Le vote de l'Assemblée pour Versailles fut accueilli par un tolle général de la presse démagogique. Quelques députés de la Seine adressérent une protestation à leurs électeurs. Le Mot d'ordre, parlant des députés de Bordeaux, qu'il qualifie « d'exhumés de toutes les monarchies condamnés à fonder une république », disait : «Ils se remémorent avec épouvante le 14 juillet 1789, le 10 août 1792, le 21 janvier 1793, le 29 juillet 1830, le 24 février 1848, ces ineffaçables étapes de la Révolution, » puis, M. Rochefort revendiquait la présence de l'Assemblée à Paris, en des termes qui font sourire aujourd'hui, quand on pense qu'ils étaient écrits six jours à peine avant le 18 mars. Il ne veut pas que l'on fasse accroire aux simples et aux ignorants que Paris est à la merci d'une multitude dirigée par quelques meneurs; « le peuple de Paris est le plus éclairé de tous les peuples, il a la conscience de sa valeur morale, sachant que lorsqu'il parle, le monde se reeueille pour l'écouter, et que lorsqu'il marche, le monde s'ébranle pour le suivre.

C'est ainsi qu'on continuait à flatter le peuple de Paris au moment où il allait dépasser toutes les horreurs des époques les plus barbares. Le vote de l'Assemblée, exploité et représenté comme un acte d'hostilité et d'ingratitude, contribua encore, grâce aux déclamations de la presse, à irriter Paris et à y accroître les ferments de révolution. En vain M. Thiers, en proposant Versailles, avait indiqué que ce n'était qu'une étapé, en vain avait-il conseillé le retour dans la capitale pour un temps plus calme. On le voulait immédiat, on voulait reconquérir l'Assemblée, non pas pour dénouer, à l'aide de sa présence, les inextricables difficultés de la situation, mais pour l'avoir sous la main, pour la do

miner et en faire l'instrument ou la victime de la révolution sociale qu'on préparait.

La loi sur les échéances fournit à Paris un nouveau prétexte d'irritation.

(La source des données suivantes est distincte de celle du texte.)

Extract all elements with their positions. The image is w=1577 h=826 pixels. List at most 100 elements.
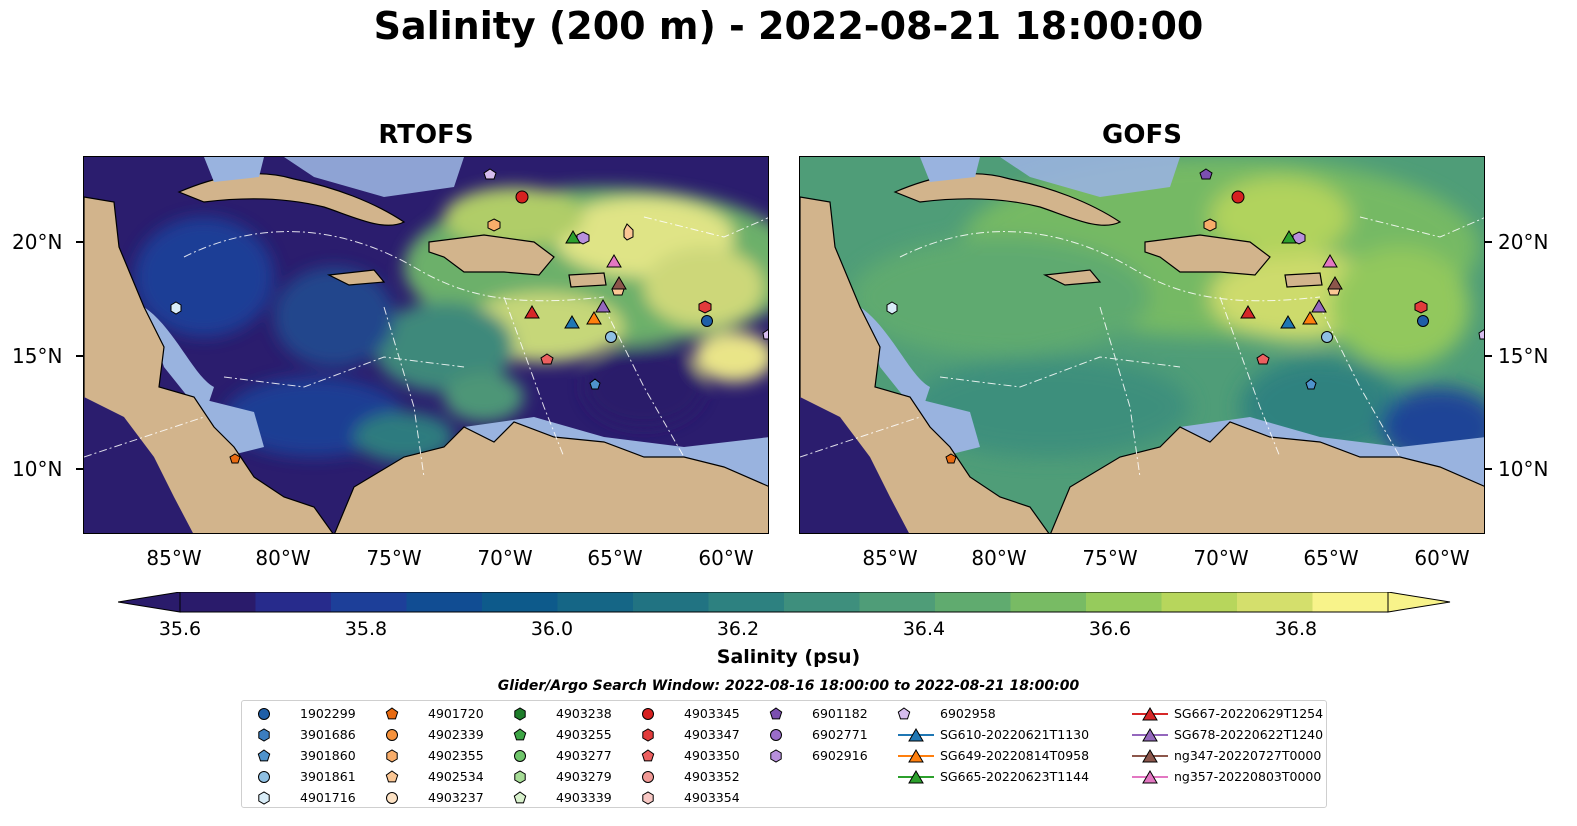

L'Assemblée ne voulait assurément que venir en aide aux Parisiens; mais elle eut le tort de partager l'erreur du Gouvernement en adoptant une mesure qu'elle a reconnu plus tard tout à fait insuffisante. Les échéances fixées au 13 mars plaçaient une grande partie du commerce de Paris en présence d'une faillite inévitable, c'est-à-dire de la ruine et du déshonneur. On ne se rendait pas compte des difficultés de la situation. Nul ne songeait à faire remonter la responsabilité de cette mesure au Gouvernement du 4 septembre, qui cependant avait le premier touché au droit commun. On ne voyait qu'une chose, l'impossibilité de faire face à ses engagements dans le délai fixé; et les commerçants les plus honnêtes, se détachant d'un gouvernement qui ne les sauvait pas de la faillite, se désintéressaient de la chose publique et se laissaient dévoyer aux idées les plus étranges. On ne peut, en effet, s'expliquer autrement la différence qui existe entre le mouvement spontané de la garde nationale au 31 octobre, et son apathie au 18 mars. Les 150,000 honimes qui se portèrent sur l'Hôtel de Ville, dans la soirée du 31 octobre, pour appuyer le général Trochu, n'étaient devenus ni des socialistes ni des partisans de la Commune au 18 mars; mais, inquiets. de l'avenir pour leur situation commerciale, mécontents d'une loi qui ne les protégeait pas à leur gré, ils s'abstenaient de prendre leurs fusils et de descendre dans la rue, comme déjà ils s'étaient abstenus, au 8 février, de prendre leurs bulletins et de voter.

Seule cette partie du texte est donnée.